# Arisa contro Emma. Carlo Conti esasperato a Sanremo.



## admin (19 Febbraio 2015)

Novella 2000 ha svelato alcuni retroscena sul Festival di Sanremo 2015. O meglio, sul dietro le quinte. Mentre, davanti alle telecamere, tutti sembravano felici e sorridenti, dietro le quinte della trasmissione il clima era molto pesante. Le due vallette, Emma e Arisa, sono arrivate ai ferri corti, rifiutando ogni tipo di contatto e di duetto sul palco (ad eccezione degli omaggi a Pino Daniele e Mango nella prima serata).

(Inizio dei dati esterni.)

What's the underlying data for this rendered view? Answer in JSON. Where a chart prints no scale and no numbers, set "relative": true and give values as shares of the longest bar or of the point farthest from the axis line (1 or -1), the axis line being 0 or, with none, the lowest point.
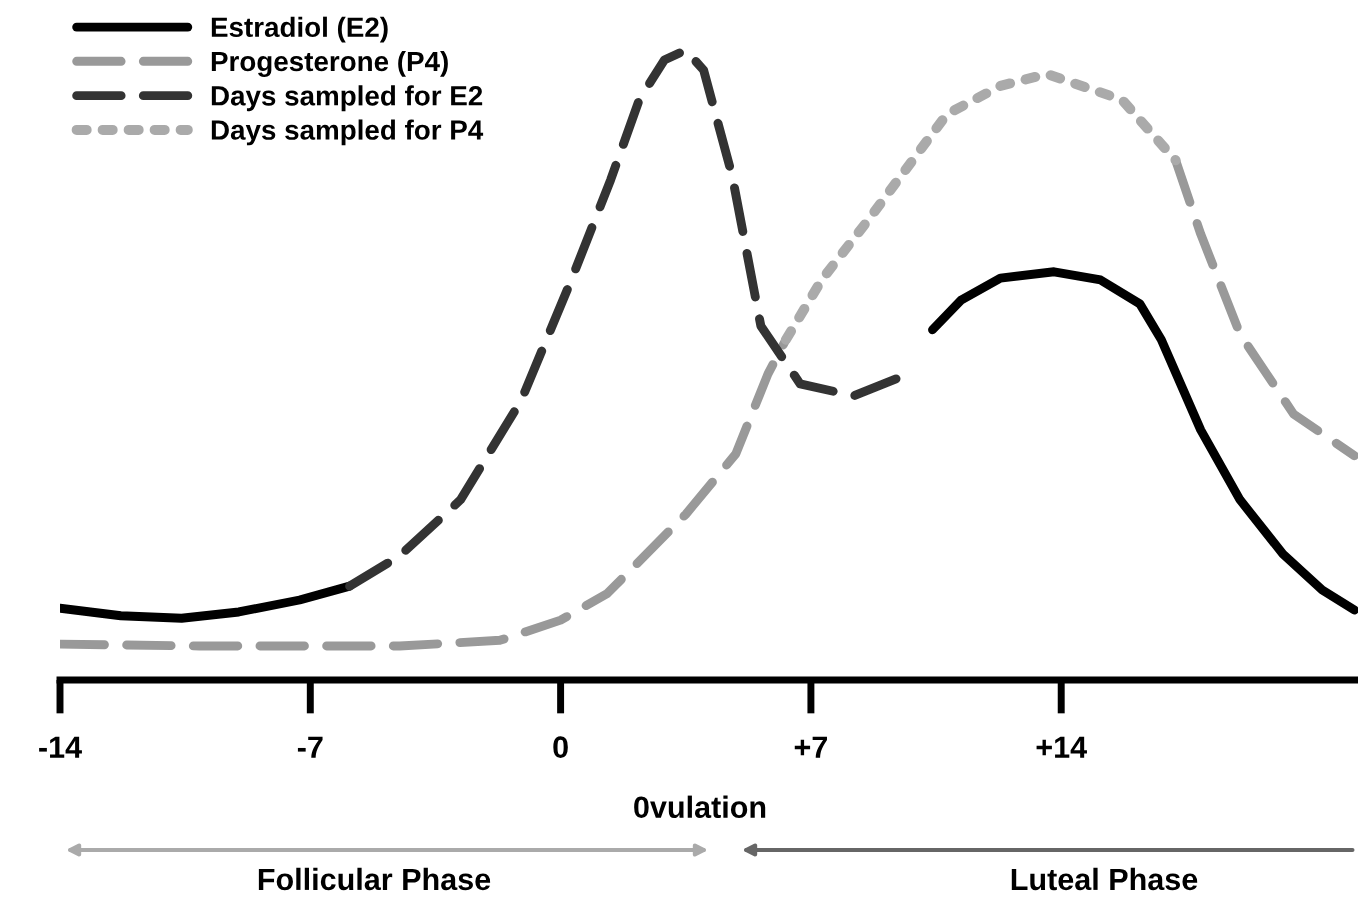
{
  "chart_data": {
    "type": "line",
    "relative": true,
    "xlim": [
      -14,
      22.3
    ],
    "xticks": [
      {
        "value": -14,
        "label": "-14"
      },
      {
        "value": -7,
        "label": "-7"
      },
      {
        "value": 0,
        "label": "0"
      },
      {
        "value": 7,
        "label": "+7"
      },
      {
        "value": 14,
        "label": "+14"
      }
    ],
    "xlabel": "0vulation",
    "legend": "top left",
    "grid": false,
    "marker": "none",
    "series": [
      {
        "name": "Estradiol (E2)",
        "color": "#000000",
        "line_style": "solid",
        "x": [
          -14,
          -12.3,
          -10.6,
          -9.0,
          -7.3,
          -5.9,
          8.0,
          10.4,
          11.2,
          12.3,
          13.8,
          15.1,
          16.2,
          16.8,
          17.9,
          19.0,
          20.2,
          21.3,
          22.2
        ],
        "values": [
          0.114,
          0.102,
          0.098,
          0.108,
          0.127,
          0.149,
          null,
          0.556,
          0.603,
          0.638,
          0.648,
          0.635,
          0.597,
          0.54,
          0.397,
          0.286,
          0.2,
          0.143,
          0.111
        ]
      },
      {
        "name": "Progesterone (P4)",
        "color": "#999999",
        "line_style": "dashed",
        "x": [
          -14,
          -10.1,
          -4.5,
          -1.7,
          0.0,
          1.3,
          3.5,
          4.9,
          5.8,
          6.3,
          12.0,
          17.2,
          17.9,
          19.0,
          20.5,
          22.2
        ],
        "values": [
          0.057,
          0.054,
          0.054,
          0.063,
          0.095,
          0.137,
          0.263,
          0.359,
          0.486,
          0.54,
          null,
          0.825,
          0.708,
          0.549,
          0.422,
          0.356
        ]
      },
      {
        "name": "Days sampled for E2",
        "color": "#333333",
        "line_style": "dashed",
        "x": [
          -5.9,
          -4.5,
          -2.8,
          -1.1,
          0.3,
          1.4,
          2.2,
          2.9,
          3.5,
          4.0,
          4.8,
          5.6,
          6.7,
          8.2,
          9.6
        ],
        "values": [
          0.149,
          0.197,
          0.286,
          0.444,
          0.635,
          0.794,
          0.921,
          0.984,
          1,
          0.968,
          0.8,
          0.562,
          0.47,
          0.451,
          0.483
        ]
      },
      {
        "name": "Days sampled for P4",
        "color": "#aaaaaa",
        "line_style": "dotted",
        "x": [
          6.3,
          7.3,
          8.6,
          10.8,
          12.3,
          13.6,
          15.7,
          17.2
        ],
        "values": [
          0.54,
          0.635,
          0.73,
          0.898,
          0.943,
          0.962,
          0.921,
          0.825
        ]
      }
    ],
    "annotations": [
      "Follicular Phase",
      "Luteal Phase"
    ]
  }
}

Sembra che Arisa abbia chiesto il licenziamento della propria addetta stampa, Valeria Castelli, solo perchè, la stessa, in passato ha lavorato anche con Emma. Mantenendo un buon rapporto con la cantante. 

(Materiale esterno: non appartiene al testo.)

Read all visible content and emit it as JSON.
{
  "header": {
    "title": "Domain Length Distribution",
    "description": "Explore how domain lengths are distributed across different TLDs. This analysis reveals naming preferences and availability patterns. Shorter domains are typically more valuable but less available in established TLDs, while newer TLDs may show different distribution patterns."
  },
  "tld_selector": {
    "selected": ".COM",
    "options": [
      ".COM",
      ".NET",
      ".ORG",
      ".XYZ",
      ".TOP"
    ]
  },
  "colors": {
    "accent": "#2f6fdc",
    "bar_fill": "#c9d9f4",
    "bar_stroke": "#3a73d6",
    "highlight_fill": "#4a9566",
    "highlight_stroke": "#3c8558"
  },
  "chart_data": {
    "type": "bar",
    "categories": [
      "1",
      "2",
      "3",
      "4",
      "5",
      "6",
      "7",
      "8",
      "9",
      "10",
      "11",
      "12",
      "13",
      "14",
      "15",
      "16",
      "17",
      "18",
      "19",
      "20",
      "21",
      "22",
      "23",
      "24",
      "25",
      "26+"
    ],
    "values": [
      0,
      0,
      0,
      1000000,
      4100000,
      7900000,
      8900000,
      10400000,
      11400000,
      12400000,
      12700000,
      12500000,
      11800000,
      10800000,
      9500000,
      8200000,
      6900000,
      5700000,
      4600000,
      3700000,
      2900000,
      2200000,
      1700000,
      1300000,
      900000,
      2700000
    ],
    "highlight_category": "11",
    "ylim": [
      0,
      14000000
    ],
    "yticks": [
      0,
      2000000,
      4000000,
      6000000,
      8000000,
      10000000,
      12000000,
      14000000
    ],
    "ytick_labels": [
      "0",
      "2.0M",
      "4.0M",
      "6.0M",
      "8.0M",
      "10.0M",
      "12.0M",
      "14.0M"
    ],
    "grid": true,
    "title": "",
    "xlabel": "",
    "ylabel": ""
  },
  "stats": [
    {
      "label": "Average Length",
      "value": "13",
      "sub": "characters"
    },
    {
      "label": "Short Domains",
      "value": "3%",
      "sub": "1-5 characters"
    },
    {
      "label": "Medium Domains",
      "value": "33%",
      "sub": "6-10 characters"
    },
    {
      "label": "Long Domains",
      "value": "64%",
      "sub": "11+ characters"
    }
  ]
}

Carlo Conti, sempre secondo quanto riportato da Novella 2000, è rimasto delusissimo dal comportamento delle due. Arrivando, quasi all'esasperazione. Un altro problema, per lo stesso Conti, è stata Rocio Muzon Morales: l'altra valletta (bella) la quale non faceva che piangere emozionandosi praticamente per ogni cosa.

Un Festival di Sanremo da dimenticare. Almeno dietro le quinte.


----------



## Underhill84 (20 Febbraio 2015)

eh perchè davanti è stato un successone... canzoni di una bruttezza epica... uno dei peggiori san remo di sempre


----------